Le Japon va recommander les archives photographiques de la bombe atomique sur la liste du patrimoine de l'UNESCO

Le Japon va recommander les archives photographiques de la bombe atomique sur la liste du patrimoine de l’UNESCO

Le gouvernement japonais a décidé mardi de recommander une collection de photos et de vidéos illustrant la dévastation d’Hiroshima après le bombardement atomique d’août 1945 au programme du patrimoine documentaire de l’UNESCO pour 2025, date du 80e anniversaire de l’attaque américaine.

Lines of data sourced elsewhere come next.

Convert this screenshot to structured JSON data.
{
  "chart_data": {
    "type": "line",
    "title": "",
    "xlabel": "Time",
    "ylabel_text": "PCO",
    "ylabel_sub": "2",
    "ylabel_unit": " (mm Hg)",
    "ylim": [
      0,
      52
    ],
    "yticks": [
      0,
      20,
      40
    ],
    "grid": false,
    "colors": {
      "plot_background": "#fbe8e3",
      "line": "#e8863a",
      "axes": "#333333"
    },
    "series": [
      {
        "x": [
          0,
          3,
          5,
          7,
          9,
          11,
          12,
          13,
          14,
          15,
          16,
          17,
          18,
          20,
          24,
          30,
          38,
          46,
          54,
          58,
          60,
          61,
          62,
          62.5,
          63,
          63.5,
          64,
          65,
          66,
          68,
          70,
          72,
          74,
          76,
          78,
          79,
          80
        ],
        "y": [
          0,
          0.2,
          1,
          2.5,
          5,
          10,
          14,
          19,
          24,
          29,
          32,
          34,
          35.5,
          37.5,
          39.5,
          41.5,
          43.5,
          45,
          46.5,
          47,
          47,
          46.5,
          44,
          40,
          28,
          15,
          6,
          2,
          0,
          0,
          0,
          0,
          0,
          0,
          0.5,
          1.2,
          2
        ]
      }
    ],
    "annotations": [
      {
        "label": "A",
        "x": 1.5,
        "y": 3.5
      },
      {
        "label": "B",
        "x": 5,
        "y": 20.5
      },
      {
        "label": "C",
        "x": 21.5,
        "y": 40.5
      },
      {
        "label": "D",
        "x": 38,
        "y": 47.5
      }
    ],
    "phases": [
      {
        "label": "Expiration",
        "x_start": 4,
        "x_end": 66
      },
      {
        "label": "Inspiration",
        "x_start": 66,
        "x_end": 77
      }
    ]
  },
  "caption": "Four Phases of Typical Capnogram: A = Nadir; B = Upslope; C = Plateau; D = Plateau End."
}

S’il est accepté, ce sera la première fois que des documents liés à la bombe atomique seront ajoutés au registre de la Mémoire du monde de l’Organisation des Nations Unies pour l’éducation, la science et la culture.

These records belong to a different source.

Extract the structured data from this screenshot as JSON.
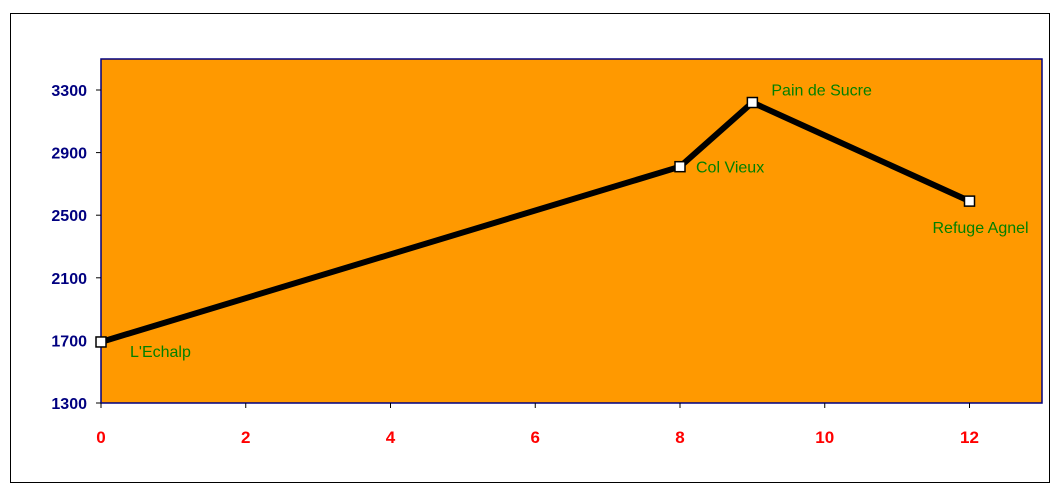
{
  "chart_data": {
    "type": "line",
    "title": "",
    "xlabel": "",
    "ylabel": "",
    "xlim": [
      0,
      13
    ],
    "ylim": [
      1300,
      3500
    ],
    "x_ticks": [
      0,
      2,
      4,
      6,
      8,
      10,
      12
    ],
    "y_ticks": [
      1300,
      1700,
      2100,
      2500,
      2900,
      3300
    ],
    "x_tick_labels": [
      "0",
      "2",
      "4",
      "6",
      "8",
      "10",
      "12"
    ],
    "y_tick_labels": [
      "1300",
      "1700",
      "2100",
      "2500",
      "2900",
      "3300"
    ],
    "grid": false,
    "legend": "none",
    "series": [
      {
        "points": [
          {
            "x": 0,
            "y": 1690,
            "label": "L'Echalp"
          },
          {
            "x": 8,
            "y": 2810,
            "label": "Col Vieux"
          },
          {
            "x": 9,
            "y": 3220,
            "label": "Pain de Sucre"
          },
          {
            "x": 12,
            "y": 2590,
            "label": "Refuge Agnel"
          }
        ]
      }
    ],
    "colors": {
      "plot_background": "#FF9900",
      "plot_border": "#000080",
      "line": "#000000",
      "marker_fill": "#FFFFFF",
      "y_tick_text": "#000080",
      "x_tick_text": "#FF0000",
      "point_label_text": "#008000"
    }
  }
}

La collection de 1 532 photos et deux vidéos ont été prises entre le 6 août 1945, date du largage de la bombe, et la fin de cette année-là.

Elles représentent le champignon atomique, les blessés et les scènes de destruction près de l’hypocentre et ont été prises par des citoyens et des photographes des journaux et de l’agence de presse Domei, le prédécesseur de Kyodo News et Jiji Press, ainsi que de l’armée impériale japonaise de l’époque.

L’une des vidéos est conservée par la chaîne publique NHK, tandis que l’autre, actuellement stockée dans les Archives nationales du film du Japon, est utilisée par la RCC Broadcasting Co. régionale pour les reportages et la production de programmes.

La ville d’Hiroshima, ainsi que les deux chaînes de télévision et journaux Chugoku Shimbun, Asahi Shimbun et Mainichi Shimbun, avaient sollicité la recommandation d’inscription sur la liste de l’UNESCO.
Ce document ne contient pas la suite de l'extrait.